Onder in het 2.W. kwadrant van den overeenkomstigen subtumulus werden nog scherven gevonden van een beker met S-vormig profiel en zonaire lijnversiering in vischgraatpatroon. Ook bevond zich hier ter hoogte van de zool een nabijzetting, in den vorm van een geheel verbasterd miniatuur-brandskeletgrafje (1. 0.70, br. 0.25 m).

Voegen wij aan het bovenstaande ten slotte nog toe, dat de heuvel, en wel speciaal (Afb. 22 : Prof. A, Vakken G—H) de dakheuvel, eertijds omgeven was door een groote diepe sloot met V-vormig profiel, een kringvormige spitsgracht dus (dagd. 10, br. 1.25—1.50, diep 1.10 m), die aan den N.O. kant door een aldaar uitgespaarden natuurlijken dam, ter breedte van 1.50 m, onderbroken was, dan zijn daarmede onder verwijzing naar de onderstaande vondstbeschrijving, p. 111 sub I—7 —, voor zoover ik zie, alle vermeldenswaardige bijzonderheden van den heuvel opgesomd.

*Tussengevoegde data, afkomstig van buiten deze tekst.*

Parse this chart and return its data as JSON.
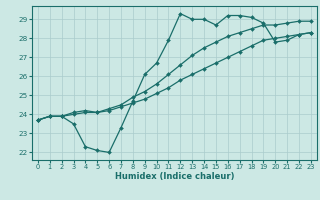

Wij hebben hier dus te doen met een tweeperioden-heuvel, bestaande uit twee subtumuli. Daarvan behoort de onderste, blijkens de structuur en de vondsten, tot den bekertijd, d.w.z. de latere phasen van het neolithicum. Het hoofdgraf, blijkbaar dat van een man, is volkomen vergelijkbaar met het hurkgraf onder tumulus 111 te Vredenheim. De bovenste, de dakheuvel, moet daarentegen, op grond van de stratigraphie en de structuur en den aard van het hoofdgraf, tot den middenbronstijd gerekend worden. Hij is een typische ringslootheuvel VM heideplaggen, met brandskeletgraf. Met uitzondering van dit laatste, is hij overigens o.a. geheel vergelijkbaar met den boven (p. 93) beschreven heuvel bij Eext, die op den ouderen bronstijd gedateerd werd.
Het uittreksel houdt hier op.